Public Documentation
Module Markovify
The following is the documentation of symbols which are exported from the Markovify module. The module is used to construct a Markov chain from the given list of lists of tokens and to walk through it, generating a random sequence of tokens along the way. Please see Příklady if you are looking for some usage examples.
Markovify.Model — Type.The datastructure of the Markov chain. Encodes all the different states and the probabilities of going from one to another as a dictionary. The keys are the states, the values are the respective TokenOccurences dictionaries. Those are dictionaries which say how many times was a token found immediately after the state.
Fields
TokenOccurences dictionary.
Markovify.Model — Method.Model(nodes)Return a model constructed from nodes. Can be used to reconstruct a model object from its nodes, e.g. if the nodes were saved in a JSON file.
Markovify.Model — Method.Model(suptokens::Vector{<:Vector{T}}; order=2, weight=stdweight)Return a Model trained on an array of arrays of tokens (suptokens). Optionally an order of the chain can be supplied; that is the number of tokens in one state. A weight function of general type func(::State{T}, ::Token{T}) -> Int can be supplied to be used to bias the weights based on the state or token value.
Markovify.combine — Method.combine(chain, others)Return a Model which is a combination of all of the models provided. All of the arguments should have the same order. The nodes of all the Models are merged using the function merge.
Markovify.walk — Method.walk(model[, init_state])Return an array of tokens obtained by a random walk through the Markov chain. The walk starts at state init_state if supplied, and at state [:begin, :begin...] (the length depends on the order of the supplied model) otherwise. The walk ends once a special token :end is reached.
See also: walk2.
Markovify.walk2 — Method.walk2(model[, init_state])Return an array of tokens obtained by a random walk through the Markov chain. When there is only one state following the current one (i.e. there is 100% chance that the state will become the next one), the function shortens the current State as to lower the requirements and obtain more randomness. The State gets shortened until a state with at least two possible successors is found (or until State is only one token long).

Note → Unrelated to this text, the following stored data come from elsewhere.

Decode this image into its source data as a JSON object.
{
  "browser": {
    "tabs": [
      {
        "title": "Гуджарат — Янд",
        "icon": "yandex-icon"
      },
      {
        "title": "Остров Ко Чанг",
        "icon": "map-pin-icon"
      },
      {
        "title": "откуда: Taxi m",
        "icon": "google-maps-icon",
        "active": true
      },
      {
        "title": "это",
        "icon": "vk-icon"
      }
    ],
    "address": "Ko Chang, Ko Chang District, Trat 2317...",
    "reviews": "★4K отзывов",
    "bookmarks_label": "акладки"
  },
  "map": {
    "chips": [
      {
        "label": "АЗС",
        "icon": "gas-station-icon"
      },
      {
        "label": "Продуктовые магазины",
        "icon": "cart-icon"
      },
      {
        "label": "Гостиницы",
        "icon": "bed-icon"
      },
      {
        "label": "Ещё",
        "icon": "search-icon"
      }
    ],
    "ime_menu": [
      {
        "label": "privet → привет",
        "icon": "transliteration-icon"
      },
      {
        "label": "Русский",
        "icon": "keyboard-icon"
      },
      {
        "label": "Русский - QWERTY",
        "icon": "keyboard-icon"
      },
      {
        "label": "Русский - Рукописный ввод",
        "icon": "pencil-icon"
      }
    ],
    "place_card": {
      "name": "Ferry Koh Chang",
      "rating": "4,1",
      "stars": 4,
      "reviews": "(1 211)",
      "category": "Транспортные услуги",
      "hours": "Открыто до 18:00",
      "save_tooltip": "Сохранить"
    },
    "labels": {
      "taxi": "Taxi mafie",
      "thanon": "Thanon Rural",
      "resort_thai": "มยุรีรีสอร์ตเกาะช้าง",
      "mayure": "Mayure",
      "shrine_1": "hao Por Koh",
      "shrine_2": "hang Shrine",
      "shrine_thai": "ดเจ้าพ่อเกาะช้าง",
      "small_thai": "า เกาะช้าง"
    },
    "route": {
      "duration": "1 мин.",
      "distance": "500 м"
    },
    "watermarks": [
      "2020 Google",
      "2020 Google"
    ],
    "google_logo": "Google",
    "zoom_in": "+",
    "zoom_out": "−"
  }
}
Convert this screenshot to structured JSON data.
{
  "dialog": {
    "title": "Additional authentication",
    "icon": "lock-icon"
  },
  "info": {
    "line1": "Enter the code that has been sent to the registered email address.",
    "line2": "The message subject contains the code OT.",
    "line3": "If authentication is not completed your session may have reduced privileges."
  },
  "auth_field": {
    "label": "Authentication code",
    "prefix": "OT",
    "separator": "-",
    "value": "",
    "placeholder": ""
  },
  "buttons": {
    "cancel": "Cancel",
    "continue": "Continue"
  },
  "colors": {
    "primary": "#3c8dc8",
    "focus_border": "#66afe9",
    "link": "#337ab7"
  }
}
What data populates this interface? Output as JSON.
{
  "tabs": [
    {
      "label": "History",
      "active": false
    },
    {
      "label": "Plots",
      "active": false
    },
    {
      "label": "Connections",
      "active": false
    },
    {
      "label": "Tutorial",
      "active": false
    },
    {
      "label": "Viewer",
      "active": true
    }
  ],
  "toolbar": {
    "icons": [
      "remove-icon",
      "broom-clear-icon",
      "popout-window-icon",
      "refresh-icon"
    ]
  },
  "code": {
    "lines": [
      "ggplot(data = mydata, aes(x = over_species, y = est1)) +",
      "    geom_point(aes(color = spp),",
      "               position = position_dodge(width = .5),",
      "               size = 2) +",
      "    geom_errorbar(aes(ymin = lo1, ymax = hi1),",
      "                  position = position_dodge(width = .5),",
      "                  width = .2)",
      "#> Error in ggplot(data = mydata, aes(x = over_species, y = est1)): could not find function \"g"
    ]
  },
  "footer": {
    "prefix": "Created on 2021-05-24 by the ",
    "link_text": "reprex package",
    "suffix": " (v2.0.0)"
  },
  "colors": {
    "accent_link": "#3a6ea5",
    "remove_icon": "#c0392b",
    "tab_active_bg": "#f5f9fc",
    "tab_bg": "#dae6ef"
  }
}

The walk starts at state init_state if supplied, and at state [:begin, :begin...] (the length depends on the order of the supplied model) otherwise. The walk ends once a special token :end is reached.
See also: walk.
Module Markovify.Tokenizer
The following symbols are exported from the Markovify.Tokenizer module. This module is used to tokenize text into a list of lists of tokens, which is a format better suited for model training.
Tokenizer.cleanup — Method.cleanup(suptokens::Vector{<:Vector{<:AbstractString}}; badchars="»«\n-_()[]{}<>–—$='"„“
")Remove all characters that are in badchars from all tokens in suptokens.
Tokenizer.letters — Function.letters = cleanup ∘ to_letters ∘ to_sentencesComposite function which splits its input into sentences, then the sentences into letters, and then removes special characters.
Tokenizer.lines — Function.lines = cleanup ∘ to_letters ∘ to_sentencesComposite function which splits its input into lines, then the line into letters, and then removes special characters.
Tokenizer.to_letters — Method.to_letters(tokens::Vector{<:AbstractString})Split all of the tokens in tokens into individual characters.
Tokenizer.to_lines — Method.to_lines(text::AbstractString)Return an array of lines in text.
Tokenizer.to_sentences — Method.to_sentences(text::AbstractString)Return an array of sentences in text. The text is split along dots; the dots remain in the strings, only the spaces after the dots are stripped.
The function tries to be as smart as possible. For example, the string "Channel No. 5 is a perfume." will be treated as one sentence, although it has two dots.
Tokenizer.tokenize — Method.tokenize(text[, on=letters])Split text into SupTokens (array of arrays of tokens). An optional function of general type func(::Any) -> Vector{Vector{Any}} can be provided to be used for the tokenization.
For possible combinators which can be composed to obtain func, see: to_lines, to_sentences, to_letters, to_words, cleanup.
Tokenizer.words — Function.words = cleanup ∘ to_letters ∘ to_sentencesComposite function which splits its input into sentences, then the sentences into words, and then removes special characters. Please note that dots and commas are not removed.